Nights, Kitchens, and Nazis
Seven years later, controversy struck again. Sendak's story In the Night Kitchen depicted a young boy, Mickey, who woke up in the middle of the night and "fell through the dark and out of his clothes," tumbling into a gigantic bowl of dough in the kitchen of his house. Though it is tangential to the book's plot--which tells the story of Mickey fleeing in a suit of dough, chased by three huge bakers who want to roast him inside a cake--the panel that seized the public's attention was a picture of Mickey falling through the sky, naked, with his penis visible.
Again, parent groups were up in arms. That page, and sometimes the whole book, was banned from some libraries and bookstores. Again, the public seemed to miss the true emotional center of the book: the confused and distorted world of a child's dreams. The three bakers sported Hitler-like moustaches, and their determination to bake Mickey into a cake was his internalized fear of the Holocaust. Mickey's final escape--aided by a Lindbergh-like toy biplane--wasn't just an escape from a few wily bakers, but a full-fledged escape from being baked alive.
In this case, too, Sendak remained curiously indifferent to public opinion. He continued to produce a steady stream of his own work, to illustrate the books of others, and he involved himself in adaptations of his books. In the 1970s, an animated version of his book Really Rosie was made for television, with Carole King starring and writing original songs. In 1979, he helped an opera company produce a stage version of Wild Things.
The Second Coming
Throughout his life, Sendak had been adamant about both his own privacy and that of his creations. His low-key announcement that he is gay--in a New York Times article about his 80th birthday, published in September 2008--was uncharacteristic of the artist; for the better part of his life, he has volunteered surprisingly few biographical details.

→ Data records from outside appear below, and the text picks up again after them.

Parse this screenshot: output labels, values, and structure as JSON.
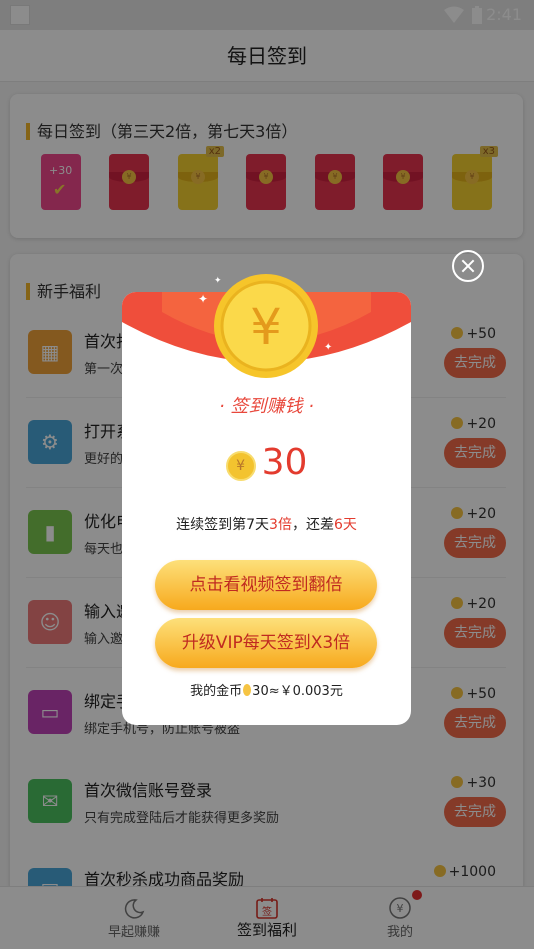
{
  "status_bar": {
    "time": "2:41"
  },
  "header": {
    "title": "每日签到"
  },
  "checkin_section": {
    "title": "每日签到（第三天2倍，第七天3倍）",
    "first_reward": "+30",
    "multiplier_day3": "x2",
    "multiplier_day7": "x3",
    "currency_symbol": "¥"
  },
  "newbie_section": {
    "title": "新手福利"
  },
  "tasks": [
    {
      "title": "首次打",
      "desc": "第一次",
      "reward": "+50",
      "button": "去完成",
      "icon": "calendar-icon",
      "color": "#f0a23a"
    },
    {
      "title": "打开系",
      "desc": "更好的",
      "reward": "+20",
      "button": "去完成",
      "icon": "settings-icon",
      "color": "#4aa6d9"
    },
    {
      "title": "优化电",
      "desc": "每天也",
      "reward": "+20",
      "button": "去完成",
      "icon": "battery-icon",
      "color": "#7ac74f"
    },
    {
      "title": "输入邀",
      "desc": "输入邀",
      "reward": "+20",
      "button": "去完成",
      "icon": "add-user-icon",
      "color": "#ee7a7a"
    },
    {
      "title": "绑定手",
      "desc": "绑定手机号，防止账号被盗",
      "reward": "+50",
      "button": "去完成",
      "icon": "tablet-icon",
      "color": "#c042b8"
    },
    {
      "title": "首次微信账号登录",
      "desc": "只有完成登陆后才能获得更多奖励",
      "reward": "+30",
      "button": "去完成",
      "icon": "wechat-icon",
      "color": "#4bc160"
    },
    {
      "title": "首次秒杀成功商品奖励",
      "desc": "",
      "reward": "+1000",
      "button": "",
      "icon": "shopping-bag-icon",
      "color": "#4aa6d9"
    }
  ],
  "tabs": [
    {
      "label": "早起赚赚",
      "icon": "moon-icon"
    },
    {
      "label": "签到福利",
      "icon": "checkin-calendar-icon",
      "icon_text": "签"
    },
    {
      "label": "我的",
      "icon": "yen-icon"
    }
  ],
  "modal": {
    "subtitle": "· 签到赚钱 ·",
    "amount": "30",
    "streak_prefix": "连续签到第7天",
    "streak_multiplier": "3倍",
    "streak_middle": "，还差",
    "streak_remaining": "6天",
    "button_primary": "点击看视频签到翻倍",
    "button_secondary": "升级VIP每天签到X3倍",
    "footer_prefix": "我的金币",
    "footer_suffix": "30≈￥0.003元",
    "coin_symbol": "¥"
  },
  "colors": {
    "accent_red": "#e33b2e",
    "gold": "#f5c02f",
    "button_orange": "#f36b4a"
  }
}
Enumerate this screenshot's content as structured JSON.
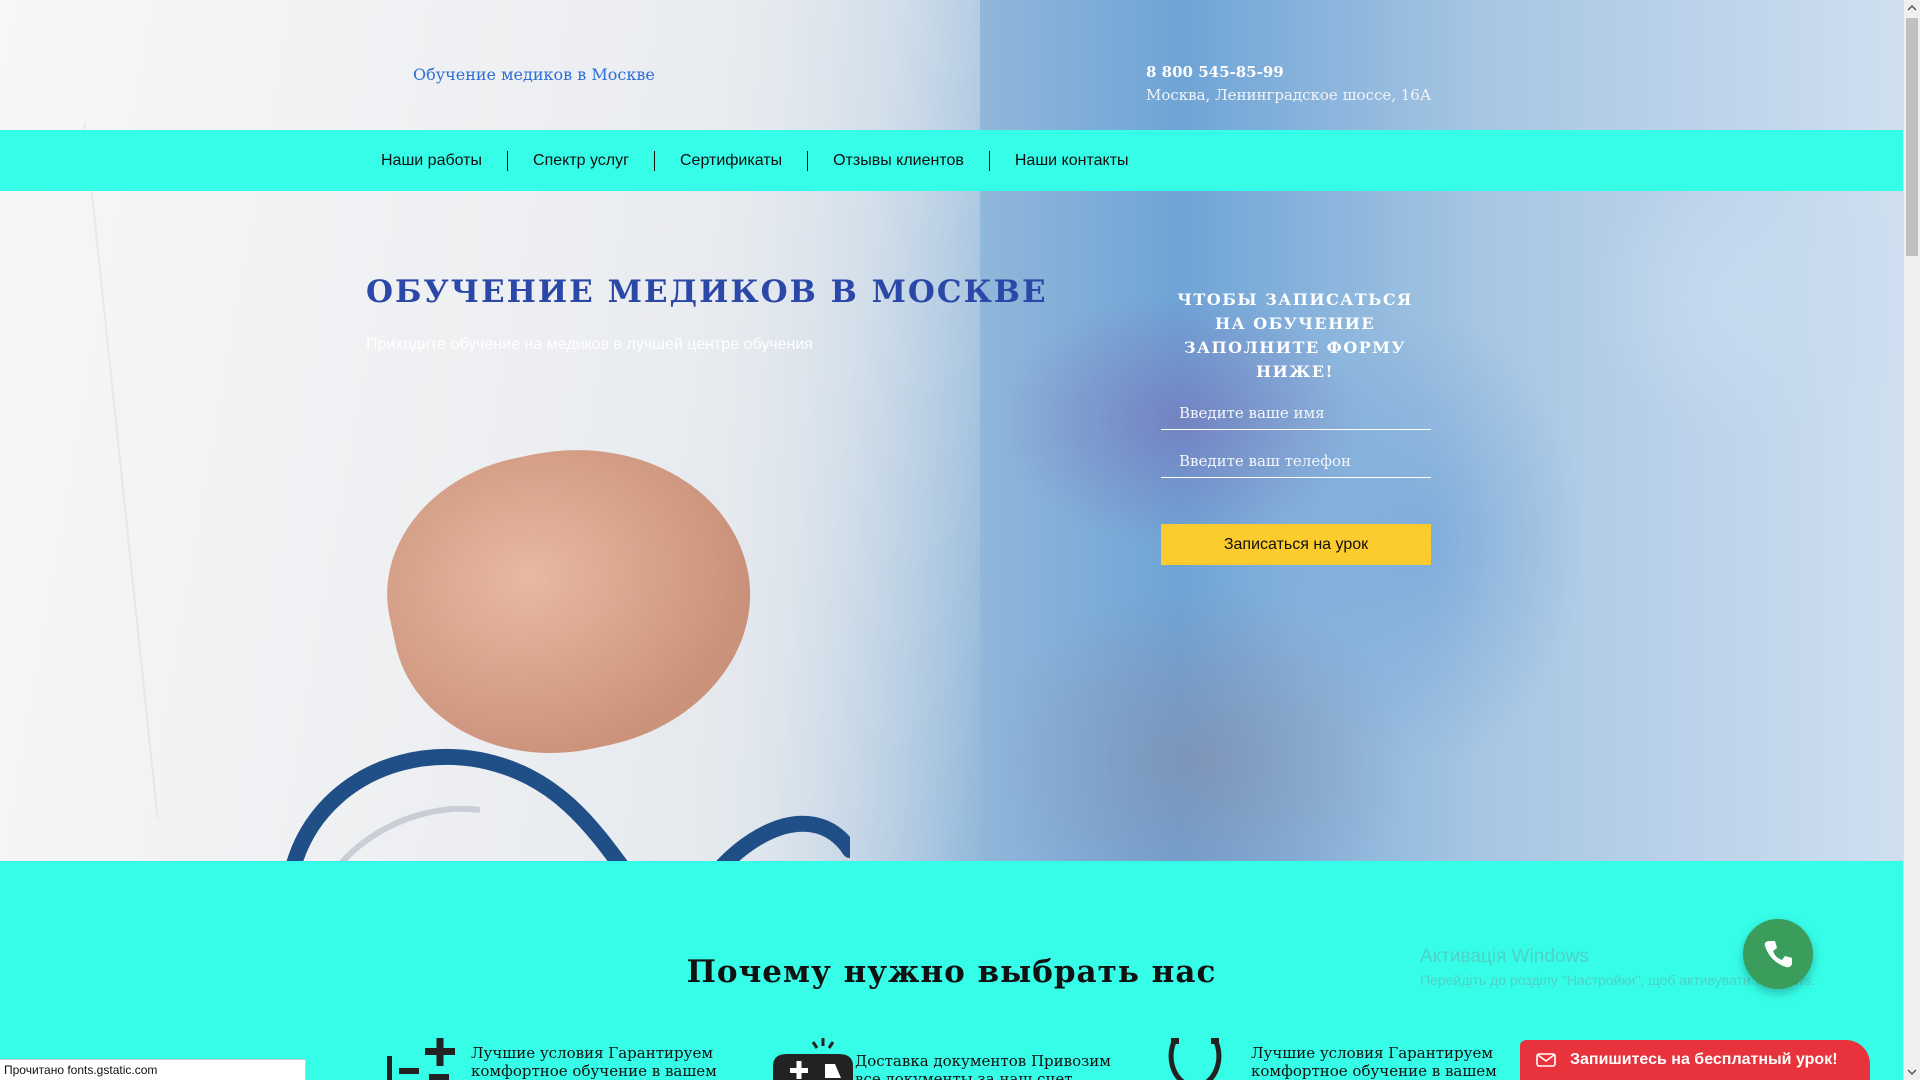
{
  "header": {
    "site_name": "Обучение медиков в Москве",
    "phone": "8 800 545-85-99",
    "address": "Москва, Ленинградское шоссе, 16А"
  },
  "nav": {
    "items": [
      {
        "label": "Наши работы"
      },
      {
        "label": "Спектр услуг"
      },
      {
        "label": "Сертификаты"
      },
      {
        "label": "Отзывы клиентов"
      },
      {
        "label": "Наши контакты"
      }
    ]
  },
  "hero": {
    "title": "ОБУЧЕНИЕ МЕДИКОВ В МОСКВЕ",
    "subtitle": "Приходите обучение на медиков в лучшей центре обучения"
  },
  "form": {
    "title": "Чтобы записаться на обучение заполните форму ниже!",
    "name_placeholder": "Введите ваше имя",
    "phone_placeholder": "Введите ваш телефон",
    "submit_label": "Записаться на урок"
  },
  "why": {
    "title": "Почему нужно выбрать нас",
    "features": [
      {
        "icon": "math-icon",
        "text": "Лучшие условия Гарантируем комфортное обучение в вашем"
      },
      {
        "icon": "doctor-bag-icon",
        "text": "Доставка документов Привозим все документы за наш счет"
      },
      {
        "icon": "stethoscope-icon",
        "text": "Лучшие условия Гарантируем комфортное обучение в вашем"
      }
    ]
  },
  "watermark": {
    "title": "Активація Windows",
    "subtitle": "Перейдіть до розділу \"Настройки\", щоб активувати Windows."
  },
  "promo": {
    "label": "Запишитесь на бесплатный урок!"
  },
  "status_bar": {
    "text": "Прочитано fonts.gstatic.com"
  },
  "colors": {
    "accent_cyan": "#36fde8",
    "title_blue": "#2b47a8",
    "button_yellow": "#fccb2e",
    "call_green": "#3a9d5b",
    "promo_red": "#e8323c"
  }
}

For years, requests for licensing his illustrations and his characters, especially the Wild Things, were refused by Sendak or his representatives. It wasn't until the late 1980s, when Sendak was more than 60 years old, that he permitted his characters to be commercially licensed--first for use in Bell Atlantic phone company commercials, and later in games and clothing.
Sendak continued more enthusiastically to engage in creative projects, such as a walk-through version of his books at the Please Touch Museum in Philadelphia (1995), and the record "Pincus and the Pig"--a shtetl-inspired retelling of "Peter and the Wolf" narrated by Sendak and performed by the Shirim Klezmer Orchestra (2004).
And he has continued releasing some startling projects. His 1992 book We Are All in the Dumps with Jack and Guy, which takes its words from two old English nursery rhymes, portrays the AIDS crisis, homelessness, environmental destabilization, and race riots without overtly mentioning any of them.
In October 2009, after a delay of several years, the Hollywood film adaptation of Wild Things was released. It was directed by Spike Jonze; Sendak was a producer. Before the film's release, its distributors expressed concerns that the film was too dark in tone. Sendak himself convinced them to release it. In a documentary about the film, he raved that it "has an entire emotional, spiritual, visual life," but warned that "there will be controversy." It was a familiar sentiment from someone who has seen his own creative work under fire more than once.
From one point of view, it seems as though the work of Sendak is going through a renaissance. In another, it's the same old story of Sendak's life--adults are slowly discovering the secret universes that children have known existed all along.